ISSN Print: 2152-5080
ISSN Online: 2152-5099

Open Access

International Journal for Uncertainty Quantification

DOI: 10.1615/Int.J.UncertaintyQuantification.2014008084
pages 243-271


Lionel Mathelin
LIMSI-CNRS, BP 133, 91403 Orsay, France; Department of Aeronautics and Astronautics, Massachusetts Institute of Technology, 77 Massachusetts Avenue, Cambridge, Massachusetts 02139, USA


This paper discusses a methodology for determining a functional representation of a random process from a collection of scattered pointwise samples. The present work specifically focuses onto random quantities lying in a high-dimensional stochastic space in the context of limited amount of information. The proposed approach involves a procedure for the selection of an approximation basis and the evaluation of the associated coefficients. The selection of the approximation basis relies on the a priori choice of the high-dimensional model representation format combined with a modified least angle regression technique. The resulting basis then provides the structure for the actual approximation basis, possibly using different functions, more parsimonious and nonlinear in its coefficients.
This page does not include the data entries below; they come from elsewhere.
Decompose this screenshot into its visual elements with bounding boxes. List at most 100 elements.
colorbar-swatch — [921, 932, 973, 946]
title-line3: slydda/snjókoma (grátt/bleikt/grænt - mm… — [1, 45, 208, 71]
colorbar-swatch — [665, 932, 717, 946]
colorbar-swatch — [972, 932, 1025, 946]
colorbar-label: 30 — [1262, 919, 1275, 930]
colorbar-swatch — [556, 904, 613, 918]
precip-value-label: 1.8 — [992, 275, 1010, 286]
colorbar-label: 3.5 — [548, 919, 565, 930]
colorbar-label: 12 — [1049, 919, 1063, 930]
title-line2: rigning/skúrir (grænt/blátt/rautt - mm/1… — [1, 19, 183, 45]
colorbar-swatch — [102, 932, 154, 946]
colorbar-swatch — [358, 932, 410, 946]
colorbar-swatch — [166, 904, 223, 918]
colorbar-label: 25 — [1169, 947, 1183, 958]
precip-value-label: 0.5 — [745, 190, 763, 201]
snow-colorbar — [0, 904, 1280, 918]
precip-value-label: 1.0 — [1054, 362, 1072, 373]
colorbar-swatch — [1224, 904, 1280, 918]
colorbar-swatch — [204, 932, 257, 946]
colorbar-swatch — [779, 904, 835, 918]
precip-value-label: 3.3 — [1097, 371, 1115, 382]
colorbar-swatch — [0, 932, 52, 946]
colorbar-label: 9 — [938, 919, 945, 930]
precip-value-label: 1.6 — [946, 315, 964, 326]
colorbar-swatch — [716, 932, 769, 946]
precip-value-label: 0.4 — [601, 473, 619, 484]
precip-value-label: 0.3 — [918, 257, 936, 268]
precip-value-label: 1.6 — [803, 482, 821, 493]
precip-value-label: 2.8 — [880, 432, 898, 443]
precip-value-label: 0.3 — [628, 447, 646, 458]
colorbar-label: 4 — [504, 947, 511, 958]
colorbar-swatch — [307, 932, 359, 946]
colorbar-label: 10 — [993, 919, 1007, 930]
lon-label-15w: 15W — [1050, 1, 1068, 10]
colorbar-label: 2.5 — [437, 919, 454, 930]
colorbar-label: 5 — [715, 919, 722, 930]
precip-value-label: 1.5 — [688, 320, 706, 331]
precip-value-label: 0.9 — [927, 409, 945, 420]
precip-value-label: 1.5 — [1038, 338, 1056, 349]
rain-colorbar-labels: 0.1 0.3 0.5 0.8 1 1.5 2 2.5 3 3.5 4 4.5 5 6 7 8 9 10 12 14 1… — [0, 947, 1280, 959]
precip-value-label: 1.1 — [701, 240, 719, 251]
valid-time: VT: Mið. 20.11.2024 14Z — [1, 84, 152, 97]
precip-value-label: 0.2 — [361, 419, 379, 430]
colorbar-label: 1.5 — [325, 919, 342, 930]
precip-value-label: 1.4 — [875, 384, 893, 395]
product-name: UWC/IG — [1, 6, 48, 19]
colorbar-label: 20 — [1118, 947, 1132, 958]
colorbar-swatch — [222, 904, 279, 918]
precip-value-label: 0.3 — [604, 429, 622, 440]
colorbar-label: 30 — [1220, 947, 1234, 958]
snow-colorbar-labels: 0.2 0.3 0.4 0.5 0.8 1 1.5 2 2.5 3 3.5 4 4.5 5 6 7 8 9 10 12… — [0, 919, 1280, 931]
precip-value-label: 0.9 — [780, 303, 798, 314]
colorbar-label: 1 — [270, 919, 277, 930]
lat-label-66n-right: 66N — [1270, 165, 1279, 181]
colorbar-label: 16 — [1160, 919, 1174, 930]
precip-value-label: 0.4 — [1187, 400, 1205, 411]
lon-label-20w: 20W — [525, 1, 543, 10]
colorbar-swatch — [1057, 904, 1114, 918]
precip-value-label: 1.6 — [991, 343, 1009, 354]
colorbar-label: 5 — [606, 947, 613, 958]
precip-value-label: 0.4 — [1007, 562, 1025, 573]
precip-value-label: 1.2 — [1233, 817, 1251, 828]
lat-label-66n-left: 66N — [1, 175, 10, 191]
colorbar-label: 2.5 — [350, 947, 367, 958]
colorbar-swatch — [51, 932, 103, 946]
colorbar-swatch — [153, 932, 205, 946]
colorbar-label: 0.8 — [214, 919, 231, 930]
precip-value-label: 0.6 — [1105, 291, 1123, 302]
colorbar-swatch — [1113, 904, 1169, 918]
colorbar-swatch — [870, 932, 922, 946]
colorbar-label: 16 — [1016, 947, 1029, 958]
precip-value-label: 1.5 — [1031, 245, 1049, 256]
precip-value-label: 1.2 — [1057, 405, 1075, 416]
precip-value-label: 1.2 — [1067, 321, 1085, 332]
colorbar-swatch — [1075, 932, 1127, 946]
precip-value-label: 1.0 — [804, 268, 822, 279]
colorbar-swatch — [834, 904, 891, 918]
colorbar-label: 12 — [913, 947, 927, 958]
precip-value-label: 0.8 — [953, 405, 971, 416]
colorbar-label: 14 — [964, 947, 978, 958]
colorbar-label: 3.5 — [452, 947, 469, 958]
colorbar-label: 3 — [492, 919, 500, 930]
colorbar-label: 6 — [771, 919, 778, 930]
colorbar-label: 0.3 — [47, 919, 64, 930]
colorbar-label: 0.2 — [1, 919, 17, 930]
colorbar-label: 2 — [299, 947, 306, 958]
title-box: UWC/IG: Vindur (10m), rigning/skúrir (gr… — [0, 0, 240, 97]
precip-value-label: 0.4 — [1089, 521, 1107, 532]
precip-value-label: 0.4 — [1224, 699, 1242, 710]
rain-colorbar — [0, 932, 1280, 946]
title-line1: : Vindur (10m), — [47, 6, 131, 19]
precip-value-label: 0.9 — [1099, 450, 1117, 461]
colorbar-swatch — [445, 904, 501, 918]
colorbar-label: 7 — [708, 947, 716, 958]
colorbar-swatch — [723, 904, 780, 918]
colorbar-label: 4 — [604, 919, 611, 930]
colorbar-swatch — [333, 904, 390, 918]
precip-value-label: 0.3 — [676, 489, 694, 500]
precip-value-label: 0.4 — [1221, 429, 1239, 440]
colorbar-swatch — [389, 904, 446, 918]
To evaluate the coefficients, both an alternate least squares and an alternate weighted total least squares methods are employed. Examples are provided for the approximation of a random variable in a high-dimensional space as well as the estimation of a random field. Stochastic dimensions up to 100 are considered, with an amount of information as low as about 3 samples per dimension, and robustness of the approximation is demonstrated with respect to noise in the dataset. The computational cost of the solution method is shown to scale only linearly with the cardinality of the a priori basis and exhibits a (Nq)s, 2 ≤ s ≤ 3, dependence with the number Nq of samples in the dataset. The provided numerical experiments illustrate the ability of the present approach to derive an accurate approximation from scarce scattered data even in the presence of noise.